6. The method according to any one of claims 1-5, characterized in that, The method further includes: In response to determining that the current node is within the coverage area, the data packets of the data routing task are delivered to the local network interface unit of the current node; The local network interface unit determines whether the current node belongs to the multiple destination nodes; In response to determining that the current node does not belong to the plurality of destination nodes, the data packet is discarded; In response to determining that the current node belongs to the plurality of destination nodes, the payload of the data packet is obtained using the processing unit of the current node.

7. The method as described in claim 6, characterized in that, The header of the data packet includes a type field that indicates whether the data routing task is a unicast task or a multicast task.

8. The method as described in claim 7, characterized in that, The data packet includes information indicating the plurality of destination nodes.

9. The method according to any one of claims 1-5, characterized in that, The data packets corresponding to each replicated branch logically point to the same data payload storage area.

10. The method according to any one of claims 1-5, characterized in that, The multiple destination nodes include multiple nodes to which multiple operation requests collected at the source node during a predetermined time window are directed.

11. An apparatus for data routing in an on-chip network, characterized in that, The device includes: The address encoding unit is configured to generate a target address code at the source node based on multiple destination nodes of the data routing task, wherein the target address code includes a reference coordinate and a mask, and the value of each bit of the mask indicates whether the bit is a wildcard bit; The coverage determination unit is configured to determine the coverage area for the data routing task based on the reference coordinates and the mask; The first routing unit is configured to, in response to determining based on the mask that the current node is not within the coverage area, perform unicast routing with the reference coordinates as the target node, and route the data packets of the data routing task to the next node; The second routing unit is configured to determine a replica branch for routing the data packets in response to determining that the current node is within the coverage area based on the mask, for routing the data packets of the data routing task to the corresponding target neighboring nodes from at least two output ports corresponding to at least two target neighboring nodes of the current node.

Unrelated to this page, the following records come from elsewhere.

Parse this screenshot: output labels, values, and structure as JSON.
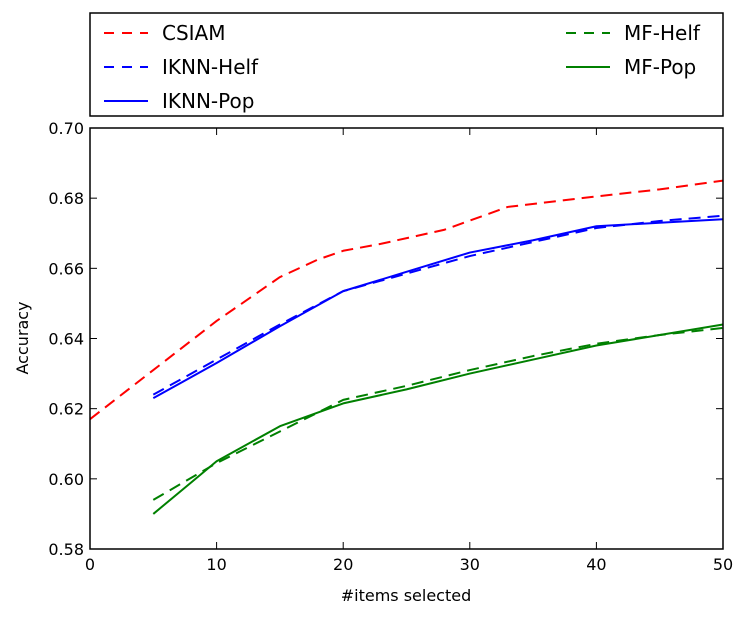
{
  "chart_data": {
    "type": "line",
    "title": "",
    "xlabel": "#items selected",
    "ylabel": "Accuracy",
    "xlim": [
      0,
      50
    ],
    "ylim": [
      0.58,
      0.7
    ],
    "xticks": [
      0,
      10,
      20,
      30,
      40,
      50
    ],
    "xtick_labels": [
      "0",
      "10",
      "20",
      "30",
      "40",
      "50"
    ],
    "yticks": [
      0.58,
      0.6,
      0.62,
      0.64,
      0.66,
      0.68,
      0.7
    ],
    "ytick_labels": [
      "0.58",
      "0.60",
      "0.62",
      "0.64",
      "0.66",
      "0.68",
      "0.70"
    ],
    "grid": false,
    "legend": {
      "placement": "above",
      "columns": 2
    },
    "series": [
      {
        "name": "CSIAM",
        "color": "#ff0000",
        "dash": "dashed",
        "x": [
          0,
          5,
          10,
          15,
          18,
          20,
          23,
          28,
          33,
          40,
          45,
          50
        ],
        "y": [
          0.617,
          0.631,
          0.645,
          0.6575,
          0.6625,
          0.665,
          0.667,
          0.671,
          0.6775,
          0.6805,
          0.6825,
          0.685
        ]
      },
      {
        "name": "IKNN-Helf",
        "color": "#0000ff",
        "dash": "dashed",
        "x": [
          5,
          10,
          15,
          20,
          25,
          30,
          35,
          40,
          45,
          50
        ],
        "y": [
          0.624,
          0.634,
          0.644,
          0.6535,
          0.6585,
          0.6635,
          0.6675,
          0.6715,
          0.6735,
          0.675
        ]
      },
      {
        "name": "IKNN-Pop",
        "color": "#0000ff",
        "dash": "solid",
        "x": [
          5,
          10,
          15,
          20,
          25,
          30,
          35,
          40,
          45,
          50
        ],
        "y": [
          0.623,
          0.633,
          0.6435,
          0.6535,
          0.659,
          0.6645,
          0.668,
          0.672,
          0.673,
          0.674
        ]
      },
      {
        "name": "MF-Helf",
        "color": "#008000",
        "dash": "dashed",
        "x": [
          5,
          10,
          15,
          20,
          25,
          30,
          35,
          40,
          45,
          50
        ],
        "y": [
          0.594,
          0.6045,
          0.6135,
          0.6225,
          0.6265,
          0.631,
          0.635,
          0.6385,
          0.641,
          0.643
        ]
      },
      {
        "name": "MF-Pop",
        "color": "#008000",
        "dash": "solid",
        "x": [
          5,
          8,
          10,
          15,
          20,
          25,
          30,
          35,
          40,
          45,
          50
        ],
        "y": [
          0.59,
          0.599,
          0.605,
          0.615,
          0.6215,
          0.6255,
          0.63,
          0.634,
          0.638,
          0.641,
          0.644
        ]
      }
    ]
  }
}
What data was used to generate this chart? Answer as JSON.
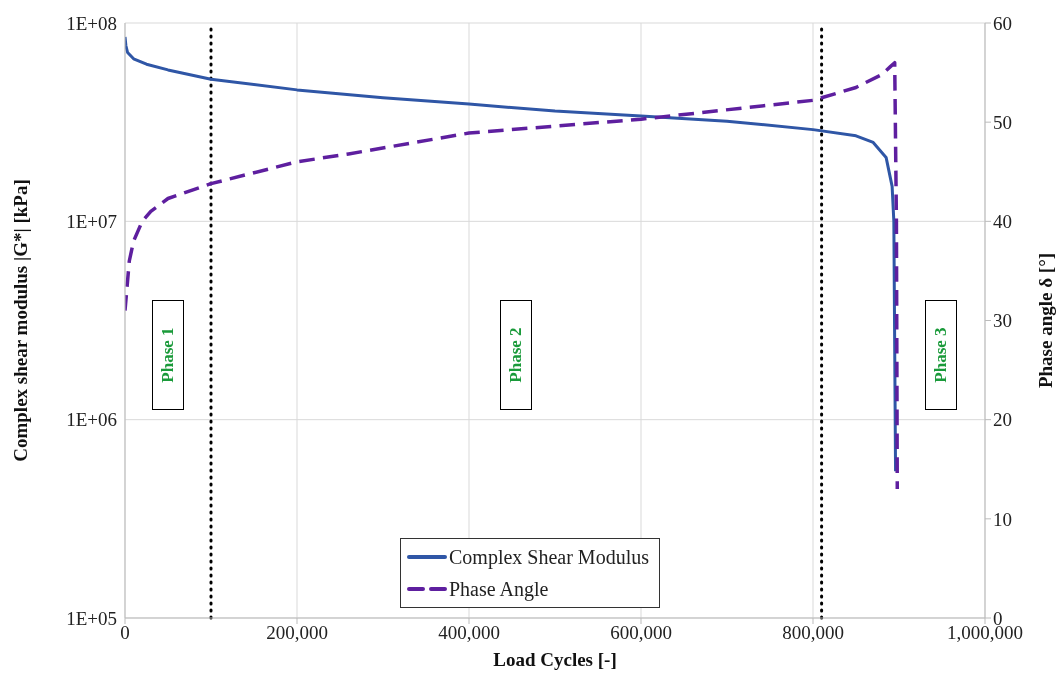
{
  "chart_data": {
    "type": "line",
    "xlabel": "Load Cycles [-]",
    "ylabel": "Complex shear modulus |G*| [kPa]",
    "y2label": "Phase angle δ [°]",
    "xlim": [
      0,
      1000000
    ],
    "xticks": [
      {
        "value": 0,
        "label": "0"
      },
      {
        "value": 200000,
        "label": "200,000"
      },
      {
        "value": 400000,
        "label": "400,000"
      },
      {
        "value": 600000,
        "label": "600,000"
      },
      {
        "value": 800000,
        "label": "800,000"
      },
      {
        "value": 1000000,
        "label": "1,000,000"
      }
    ],
    "ylim": [
      100000,
      100000000
    ],
    "yticks": [
      {
        "value": 100000,
        "label": "1E+05"
      },
      {
        "value": 1000000,
        "label": "1E+06"
      },
      {
        "value": 10000000,
        "label": "1E+07"
      },
      {
        "value": 100000000,
        "label": "1E+08"
      }
    ],
    "y2lim": [
      0,
      60
    ],
    "y2ticks": [
      0,
      10,
      20,
      30,
      40,
      50,
      60
    ],
    "log": "y",
    "grid": true,
    "legend": "bottom",
    "marker": "none",
    "series": [
      {
        "name": "Complex Shear Modulus",
        "color": "#2f56a6",
        "line_style": "solid",
        "x": [
          0,
          1000,
          3000,
          10000,
          25000,
          50000,
          100000,
          200000,
          300000,
          400000,
          500000,
          600000,
          700000,
          800000,
          850000,
          870000,
          885000,
          892000,
          894000,
          896000
        ],
        "values": [
          85000000,
          77000000,
          71000000,
          66000000,
          62000000,
          58000000,
          52000000,
          46000000,
          42000000,
          39000000,
          36000000,
          34000000,
          32000000,
          29000000,
          27000000,
          25000000,
          21000000,
          15000000,
          10000000,
          550000
        ]
      },
      {
        "name": "Phase Angle",
        "color": "#5e1f9f",
        "line_style": "dashed",
        "axis": "y2",
        "x": [
          0,
          5000,
          10000,
          20000,
          30000,
          50000,
          100000,
          150000,
          200000,
          260000,
          400000,
          600000,
          800000,
          850000,
          880000,
          890000,
          895000,
          897000,
          898000
        ],
        "values": [
          31,
          36,
          38,
          40,
          41,
          42.3,
          43.8,
          44.9,
          46,
          46.8,
          48.9,
          50.3,
          52.2,
          53.5,
          54.8,
          55.6,
          56,
          40,
          13
        ]
      }
    ],
    "ref_lines": [
      {
        "axis": "x",
        "value": 100000,
        "color": "#000000",
        "line_style": "dotted"
      },
      {
        "axis": "x",
        "value": 810000,
        "color": "#000000",
        "line_style": "dotted"
      }
    ],
    "annotations": [
      "Phase 1",
      "Phase 2",
      "Phase 3"
    ]
  }
}
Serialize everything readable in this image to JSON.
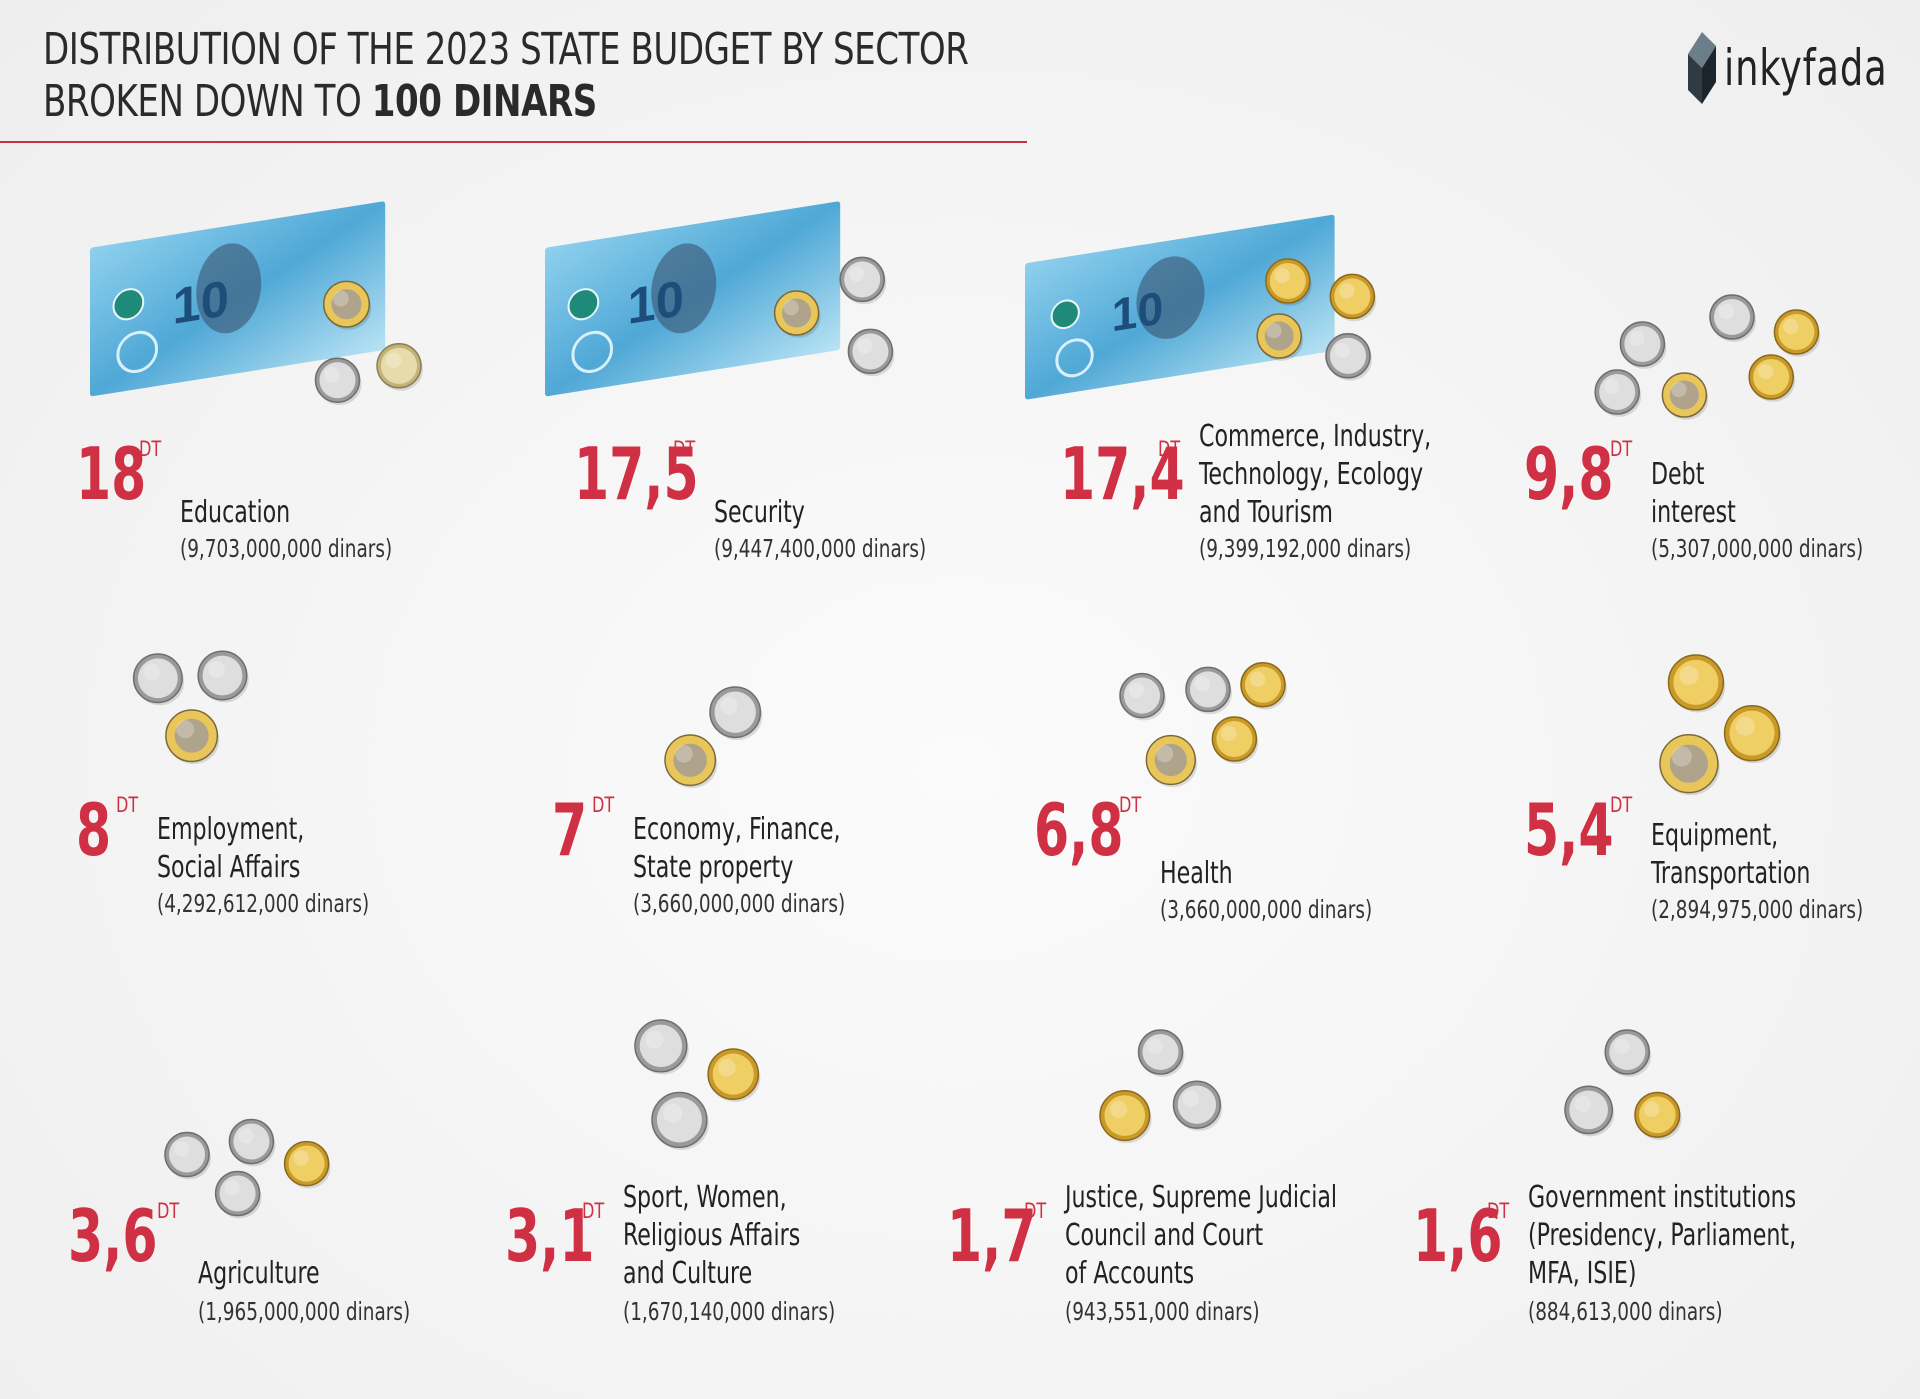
{
  "header": {
    "title_line1": "DISTRIBUTION OF THE 2023 STATE BUDGET BY SECTOR",
    "title_line2_prefix": "BROKEN DOWN TO ",
    "title_line2_bold": "100 DINARS",
    "logo_text": "inkyfada"
  },
  "unit": "DT",
  "accent_color": "#d03043",
  "sectors": [
    {
      "value": "18",
      "label": [
        "Education"
      ],
      "amount": "(9,703,000,000 dinars)"
    },
    {
      "value": "17,5",
      "label": [
        "Security"
      ],
      "amount": "(9,447,400,000 dinars)"
    },
    {
      "value": "17,4",
      "label": [
        "Commerce, Industry,",
        "Technology, Ecology",
        "and Tourism"
      ],
      "amount": "(9,399,192,000 dinars)"
    },
    {
      "value": "9,8",
      "label": [
        "Debt",
        "interest"
      ],
      "amount": "(5,307,000,000 dinars)"
    },
    {
      "value": "8",
      "label": [
        "Employment,",
        "Social Affairs"
      ],
      "amount": "(4,292,612,000 dinars)"
    },
    {
      "value": "7",
      "label": [
        "Economy, Finance,",
        "State property"
      ],
      "amount": "(3,660,000,000 dinars)"
    },
    {
      "value": "6,8",
      "label": [
        "Health"
      ],
      "amount": "(3,660,000,000 dinars)"
    },
    {
      "value": "5,4",
      "label": [
        "Equipment,",
        "Transportation"
      ],
      "amount": "(2,894,975,000 dinars)"
    },
    {
      "value": "3,6",
      "label": [
        "Agriculture"
      ],
      "amount": "(1,965,000,000 dinars)"
    },
    {
      "value": "3,1",
      "label": [
        "Sport, Women,",
        "Religious Affairs",
        "and Culture"
      ],
      "amount": "(1,670,140,000 dinars)"
    },
    {
      "value": "1,7",
      "label": [
        "Justice, Supreme Judicial",
        "Council and Court",
        "of Accounts"
      ],
      "amount": "(943,551,000 dinars)"
    },
    {
      "value": "1,6",
      "label": [
        "Government institutions",
        "(Presidency, Parliament,",
        "MFA, ISIE)"
      ],
      "amount": "(884,613,000 dinars)"
    }
  ],
  "illustrations": [
    {
      "note": "10 dinar note",
      "coins": [
        "bimetal",
        "silver",
        "gold-small"
      ]
    },
    {
      "note": "10 dinar note",
      "coins": [
        "bimetal",
        "silver",
        "silver"
      ]
    },
    {
      "note": "10 dinar note",
      "coins": [
        "gold",
        "gold",
        "bimetal",
        "silver"
      ]
    },
    {
      "coins": [
        "silver",
        "silver",
        "gold",
        "silver",
        "bimetal",
        "gold"
      ]
    },
    {
      "coins": [
        "silver",
        "silver",
        "bimetal"
      ]
    },
    {
      "coins": [
        "silver",
        "bimetal"
      ]
    },
    {
      "coins": [
        "silver",
        "silver",
        "gold",
        "gold",
        "bimetal"
      ]
    },
    {
      "coins": [
        "gold",
        "gold",
        "bimetal"
      ]
    },
    {
      "coins": [
        "silver",
        "silver",
        "gold",
        "silver"
      ]
    },
    {
      "coins": [
        "silver",
        "gold",
        "silver"
      ]
    },
    {
      "coins": [
        "silver",
        "silver",
        "gold"
      ]
    },
    {
      "coins": [
        "silver",
        "silver",
        "gold"
      ]
    }
  ]
}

12. A computer device, characterized in that, The computer device includes: At least one processor; A memory having a computer program stored thereon, wherein, when executed by the at least one processor, the computer program causes the at least one processor to perform the method of any one of claims 1-10.

13. A computer-readable storage medium, characterized in that, The computer-readable storage medium stores a computer program that, when executed by a processor, causes the processor to perform the method according to any one of claims 1-10.

14. A computer program product, characterized in that, The computer program product includes a computer program that, when executed by a processor, causes the processor to perform the method of any one of claims 1-10.